A closed door is just one of many obstacles that set no limits on a new type of flight, micro and tow-boat, a so-called FlyCroTug. Equipped with advanced gripping technologies and the ability to move and pull objects around, two FlyCroTugs can fold the door handle together and open the door.
Developed in the labs of Mark Cutkosky, the Fletcher Jones chair in the school of English: www.dlr.de/en/desktopdefault.aspx/t…_read-10937/ FlyCroTugs are micro – aircraft developed by the Researchers have been modified to anchor themselves to various surfaces using adhesives inspired by the feet of geckos and insects. Cutkosky's Laboratory
With these attachment mechanisms, FlyCroTugs can pull objects up to 40 times their weight, such as Door handles in a scenario or cameras and water bottles in a rescue situation. Similar vehicles can only lift objects by twice their own weight with aerodynamic forces.
"If you're a small robot, the world is full of great obstacles," said Matthew Estrada, a Stanford student and lead author of a Paper on FlyCroTugs, published October 25, in Science Robotics . "Combining the aerodynamic forces of our aircraft with the interacting forces we create with the attachment mechanisms resulted in something very mobile, very powerful and micro."
Researchers say the small size of the FlyCroTugs allows them to navigate through tight spaces and close to people, making them useful for search and rescue. The tiny robots cling tightly to surfaces as they pull might be able to move debris or position a camera to evaluate a treacherous area.
An example from nature
As with most of Cutkosky's projects In the lab, the FlyCroTugs were inspired by nature. Hoping to have an aircraft that is fast, small, and maneuverable, but capable of handling large loads, the researchers looked for wasps.
"Wasps can fly quickly to a piece of food and then when the thing is too heavy" This is a kind of start to the approach we have made, "said Cutkosky, who is co-author of the paper. [1
Each FlyCroTug has a winch to tug with a cable and either microspin or gecko glue. Apart from these fixed properties, they are otherwise highly modifiable. The position of the grippers may vary depending on the surface on which they will land. In addition, researchers can add parts for ground-based movements such as wheels. Bringing all these features to a small aircraft weighing twice the weight of a golf ball was not an easy task, according to the researchers.
"Humans tend to regard drones as machines that fly and watch the world, but flying insects do many other things – like walking, climbing, grasping, building – and social insects can even work together to multiply forces" said Floreano, the senior author on the paper. "With this work, we demonstrate that small drones capable of anchoring to the environment and interacting with other drones can perform tasks typically assigned to humanoid robots or much larger machines."

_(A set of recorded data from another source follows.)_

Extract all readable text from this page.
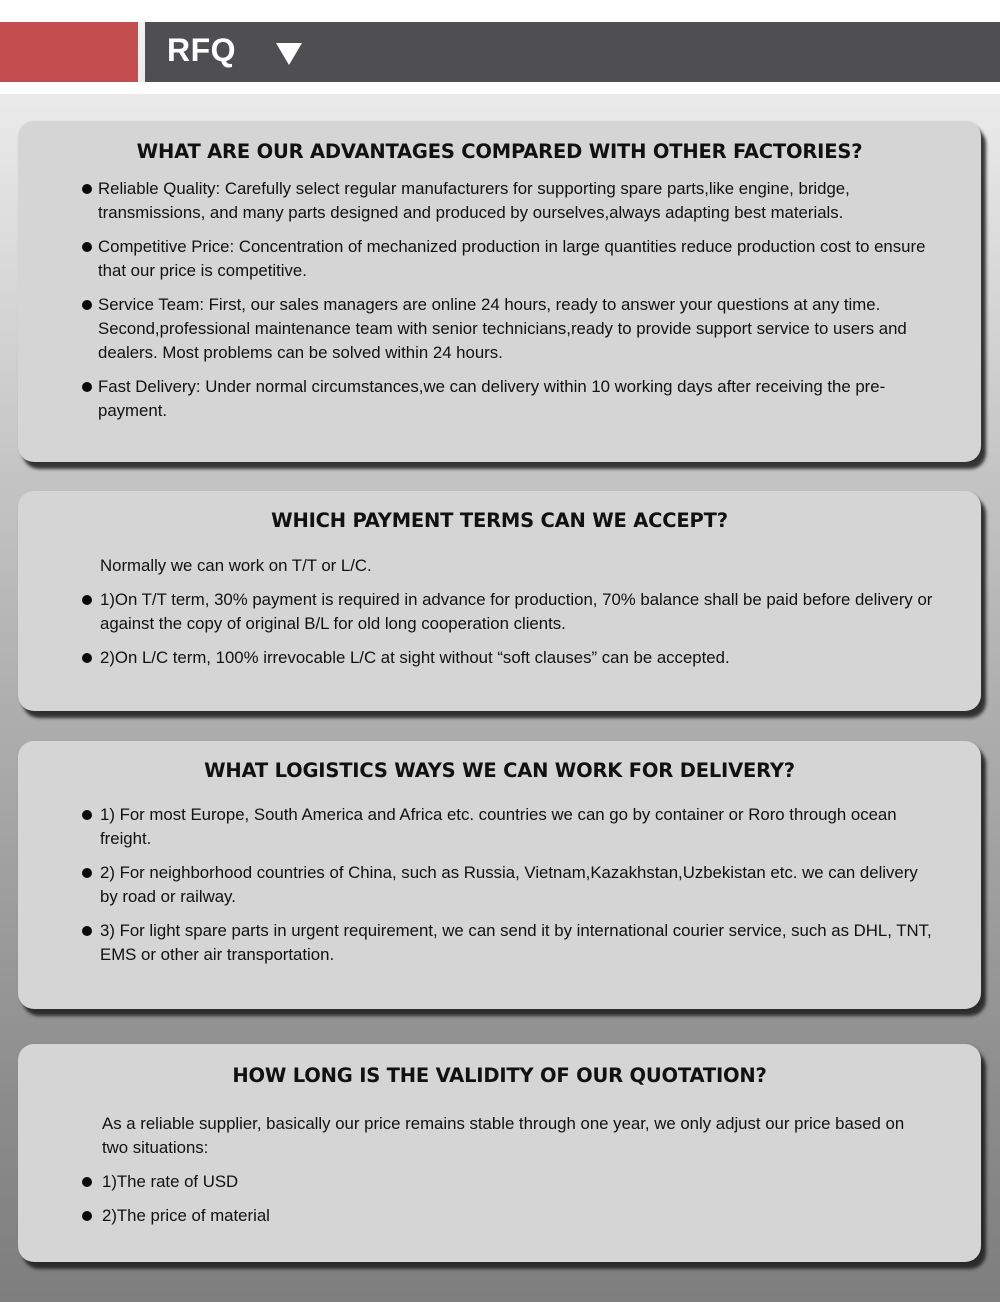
RFQ
WHAT ARE OUR ADVANTAGES COMPARED WITH OTHER FACTORIES?
Reliable Quality: Carefully select regular manufacturers for supporting spare parts,like engine, bridge, transmissions, and many parts designed and produced by ourselves,always adapting best materials.
Competitive Price: Concentration of mechanized production in large quantities reduce production cost to ensure that our price is competitive.
Service Team: First, our sales managers are online 24 hours, ready to answer your questions at any time. Second,professional maintenance team with senior technicians,ready to provide support service to users and dealers. Most problems can be solved within 24 hours.
Fast Delivery: Under normal circumstances,we can delivery within 10 working days after receiving the pre-payment.
WHICH PAYMENT TERMS CAN WE ACCEPT?
Normally we can work on T/T or L/C.
1)On T/T term, 30% payment is required in advance for production, 70% balance shall be paid before delivery or against the copy of original B/L for old long cooperation clients.
2)On L/C term, 100% irrevocable L/C at sight without “soft clauses” can be accepted.
WHAT LOGISTICS WAYS WE CAN WORK FOR DELIVERY?
1) For most Europe, South America and Africa etc. countries we can go by container or Roro through ocean freight.
2) For neighborhood countries of China, such as Russia, Vietnam,Kazakhstan,Uzbekistan etc. we can delivery by road or railway.
3) For light spare parts in urgent requirement, we can send it by international courier service, such as DHL, TNT, EMS or other air transportation.
HOW LONG IS THE VALIDITY OF OUR QUOTATION?
As a reliable supplier, basically our price remains stable through one year, we only adjust our price based on two situations:
1)The rate of USD
2)The price of material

Interacting with the World  Drones and other small flying robots seem to be the rage these days, but the FlyCroTugs – with their ability to navigate, anchor and pull to remote locations – are covered by Cutkosky into a more specific niche.
"There are many laboratories around the world working with small drones or aircraft, but if you look at those who are thinking about how these little vehicles can physically interact with the world, it's a much smaller set." , he said. 19659002] The researchers can successfully open a door with two FlyCroTugs. They also had a fly on a crumbling structure and pulled up a camera to look inside. Next, they hope to work on the autonomous control and logistics of flying multiple vehicles at once.
"The tools to create vehicles like this are becoming more accessible," said Estrada. "I'm excited about the prospect of integrating these attachment mechanisms into the designer's tool belt so that robots can use the interaction forces with their environment and use them for useful purposes."